A Design Template for Scale
The Dallas project will introduce a new data center design that will serve as the template for RagingWire’s future greenfield builds.
“We’ve developed a 16 megawatt blueprint that we can build in any market,” said Adams, who said the first Dallas building will feature a wide open “supervault” that can support up to 5 megawatts for a single customer, as well as standard 1 megawatt spaces.
A new wrinkle is that RagingWire will use heat wheels (Kyoto Cooling) to provide indirect evaporative cooling for the data vaults. “It’s been used forever and it’s a proven product,” said Adams. “You can roof mount it.”
The roof-mounted cooling units will allow RagingWire to offer dedicated cooling for each data vault, supported by the building-level 2N+2 power infrastructure.

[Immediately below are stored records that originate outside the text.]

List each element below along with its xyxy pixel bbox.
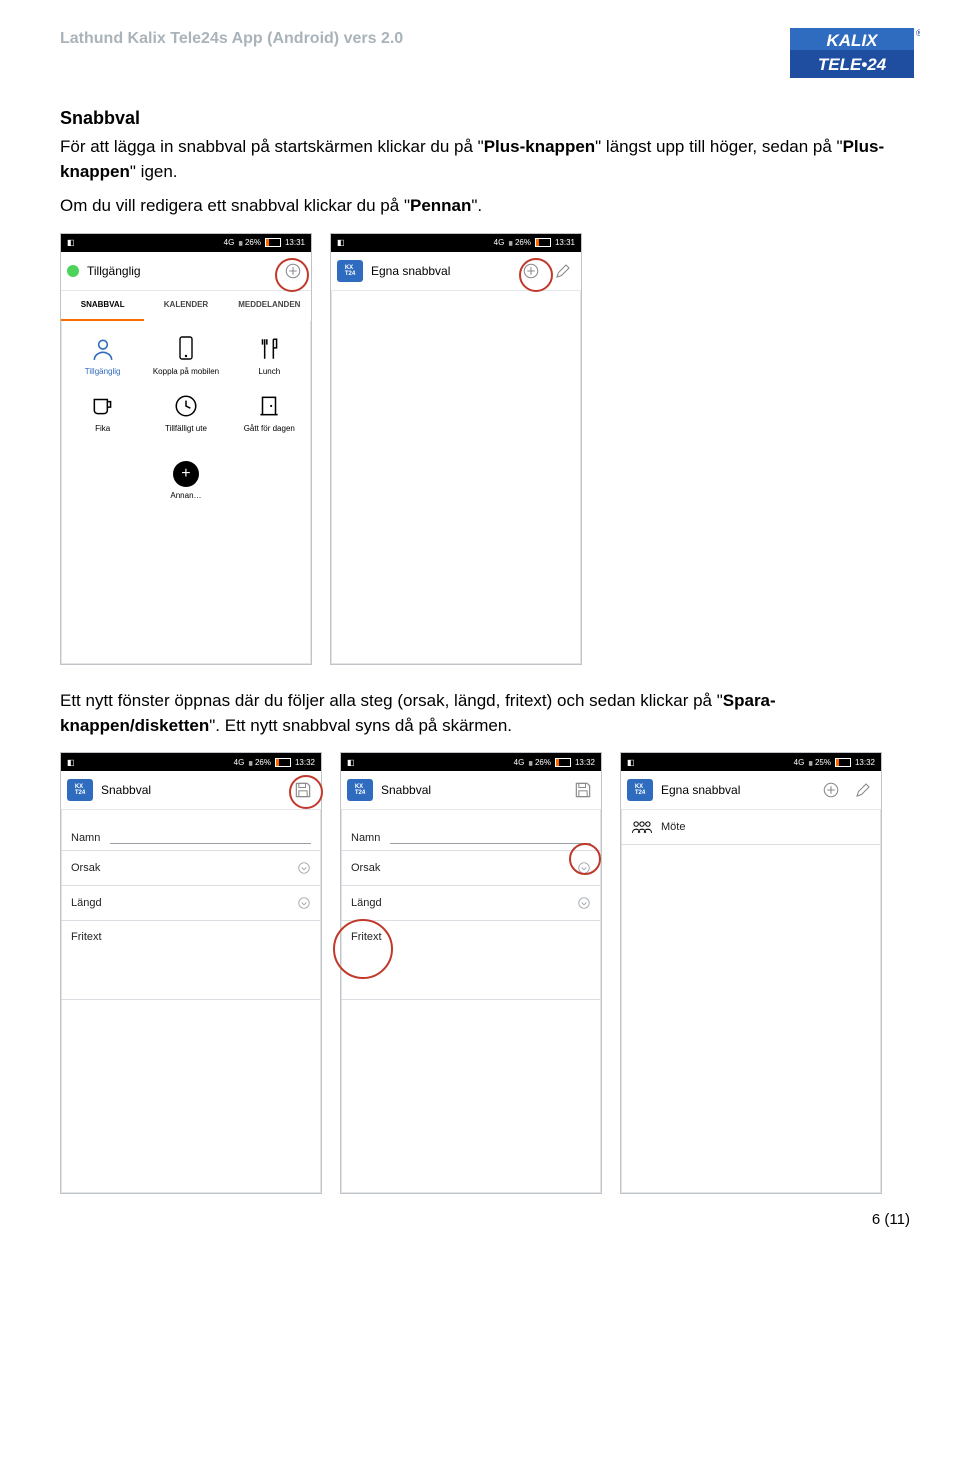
- field-langd[interactable]: Längd: [61, 886, 321, 921]
- app-badge-icon: KXT24: [347, 779, 373, 801]
- chevron-down-icon: [577, 861, 591, 875]
- field-fritext[interactable]: Fritext: [341, 921, 601, 1000]
- screenshot-form-fields: ◧ 4G26%13:32 KXT24 Snabbval Namn Orsak L: [340, 752, 602, 1194]
- pencil-icon[interactable]: [551, 259, 575, 283]
- svg-text:KALIX: KALIX: [827, 31, 880, 50]
- screenshot-egna-result: ◧ 4G25%13:32 KXT24 Egna snabbval Möte: [620, 752, 882, 1194]
- tab-bar: SNABBVAL KALENDER MEDDELANDEN: [61, 291, 311, 321]
- field-namn[interactable]: Namn: [341, 810, 601, 851]
- plus-fab-icon[interactable]: +: [173, 461, 199, 487]
- app-bar: KXT24 Egna snabbval: [331, 252, 581, 291]
- paragraph-intro-plus: För att lägga in snabbval på startskärme…: [60, 135, 900, 184]
- appbar-title: Snabbval: [381, 783, 431, 797]
- screenshot-form-save: ◧ 4G26%13:32 KXT24 Snabbval Namn Orsak L: [60, 752, 322, 1194]
- appbar-title: Egna snabbval: [661, 783, 740, 797]
- status-bar: ◧ 4G26%13:32: [341, 753, 601, 771]
- person-icon: [89, 335, 117, 363]
- cell-lunch[interactable]: Lunch: [228, 327, 311, 384]
- save-disk-icon[interactable]: [571, 778, 595, 802]
- status-text: Tillgänglig: [87, 264, 141, 278]
- svg-text:TELE•24: TELE•24: [818, 55, 887, 74]
- phone-icon: [172, 335, 200, 363]
- chevron-down-icon: [577, 896, 591, 910]
- status-dot-icon: [67, 265, 79, 277]
- meeting-icon: [631, 818, 653, 836]
- status-bar: ◧ 4G25%13:32: [621, 753, 881, 771]
- paragraph-form-save: Ett nytt fönster öppnas där du följer al…: [60, 689, 900, 738]
- screenshot-egna-empty: ◧ 4G26%13:31 KXT24 Egna snabbval: [330, 233, 582, 665]
- chevron-down-icon: [297, 896, 311, 910]
- tab-meddelanden[interactable]: MEDDELANDEN: [228, 291, 311, 321]
- plus-icon[interactable]: [281, 259, 305, 283]
- field-orsak[interactable]: Orsak: [61, 851, 321, 886]
- fork-icon: [255, 335, 283, 363]
- tab-snabbval[interactable]: SNABBVAL: [61, 291, 144, 321]
- pencil-icon[interactable]: [851, 778, 875, 802]
- section-title-snabbval: Snabbval: [60, 108, 900, 129]
- save-disk-icon[interactable]: [291, 778, 315, 802]
- field-fritext[interactable]: Fritext: [61, 921, 321, 1000]
- app-badge-icon: KXT24: [67, 779, 93, 801]
- paragraph-edit-pencil: Om du vill redigera ett snabbval klickar…: [60, 194, 900, 219]
- field-namn[interactable]: Namn: [61, 810, 321, 851]
- cell-fika[interactable]: Fika: [61, 384, 144, 441]
- field-orsak[interactable]: Orsak: [341, 851, 601, 886]
- cell-tillganglig[interactable]: Tillgänglig: [61, 327, 144, 384]
- app-badge-icon: KXT24: [337, 260, 363, 282]
- plus-icon[interactable]: [519, 259, 543, 283]
- app-bar: Tillgänglig: [61, 252, 311, 291]
- list-item-mote[interactable]: Möte: [621, 810, 881, 845]
- cell-gatt[interactable]: Gått för dagen: [228, 384, 311, 441]
- tab-kalender[interactable]: KALENDER: [144, 291, 227, 321]
- app-bar: KXT24 Snabbval: [341, 771, 601, 810]
- screenshot-home: ◧ 4G26%13:31 Tillgänglig SNABBVAL KALEND…: [60, 233, 312, 665]
- chevron-down-icon: [297, 861, 311, 875]
- clock-icon: [172, 392, 200, 420]
- cell-koppla[interactable]: Koppla på mobilen: [144, 327, 227, 384]
- cup-icon: [89, 392, 117, 420]
- status-bar: ◧ 4G26%13:32: [61, 753, 321, 771]
- doc-header: Lathund Kalix Tele24s App (Android) vers…: [60, 30, 900, 48]
- status-bar: ◧ 4G26%13:31: [331, 234, 581, 252]
- cell-annan[interactable]: + Annan…: [144, 453, 227, 508]
- quick-grid: Tillgänglig Koppla på mobilen Lunch Fika…: [61, 321, 311, 447]
- app-bar: KXT24 Snabbval: [61, 771, 321, 810]
- svg-text:®: ®: [916, 28, 920, 38]
- page-number: 6 (11): [872, 1211, 910, 1228]
- kalix-logo: KALIX TELE•24 ®: [790, 28, 920, 84]
- app-badge-icon: KXT24: [627, 779, 653, 801]
- list-item-label: Möte: [661, 821, 685, 833]
- app-bar: KXT24 Egna snabbval: [621, 771, 881, 810]
- appbar-title: Egna snabbval: [371, 264, 450, 278]
- cell-tillfalligt[interactable]: Tillfälligt ute: [144, 384, 227, 441]
- field-langd[interactable]: Längd: [341, 886, 601, 921]
- plus-icon[interactable]: [819, 778, 843, 802]
- door-icon: [255, 392, 283, 420]
- status-bar: ◧ 4G26%13:31: [61, 234, 311, 252]
- appbar-title: Snabbval: [101, 783, 151, 797]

“We believe dedicated mechanical and shared electrical is a combination you just can’t beat,” said Adams. “Our design can operate with water or without water. That’s important, because I don’t think there’s a guarantee of water being available in some US markets.”
Adams made it clear that RagingWire will be building soon in multiple cities. “My belief is that the vast majority of data center space will be sold in the major global markets,” he said.
His plan for a presence in the top six U.S. markets would mean the company will be seeking expansion opportunities in places like Silicon Valley, New York/New Jersey, Chicago and Los Angeles.
NTT Paves the Path for Growth
Building an operation on this massive scale wouldn’t be possible without the partnership with NTT. In 2013 the Japanese telco paid $350 million to acquire an 80 percent equity interest in RagingWire. The remaining 20 percent is held by RagingWire’s management team.
Significantly, RagingWire continues to operate under its own brand as an independent company.
“NTT has been insanely supportive of us,” said Adams. “They don’t have a U.S. footprint, and are investing heavily in us to build that footprint. It’s worth noting that this is a global telecom company that’s investing in the data center industry, while others are divesting.”
Prior to the NTT investment, RagingWire realized that it needed to boost the scale of its data center footprint, and was contemplating either an IPO or debt financing. With NTT, it gained a partner with financial resources and global reach. It has been transformative for RagingWire’s business.
“We are talking to a level of customer that we’ve never connected with before,” said Adams. “We’re now part of a $105 billion global platform. If people want to have a global MSA (master service agreement) with a large company, RagingWire is one of the only companies that can give you that. I think a stable global company is hard to beat.”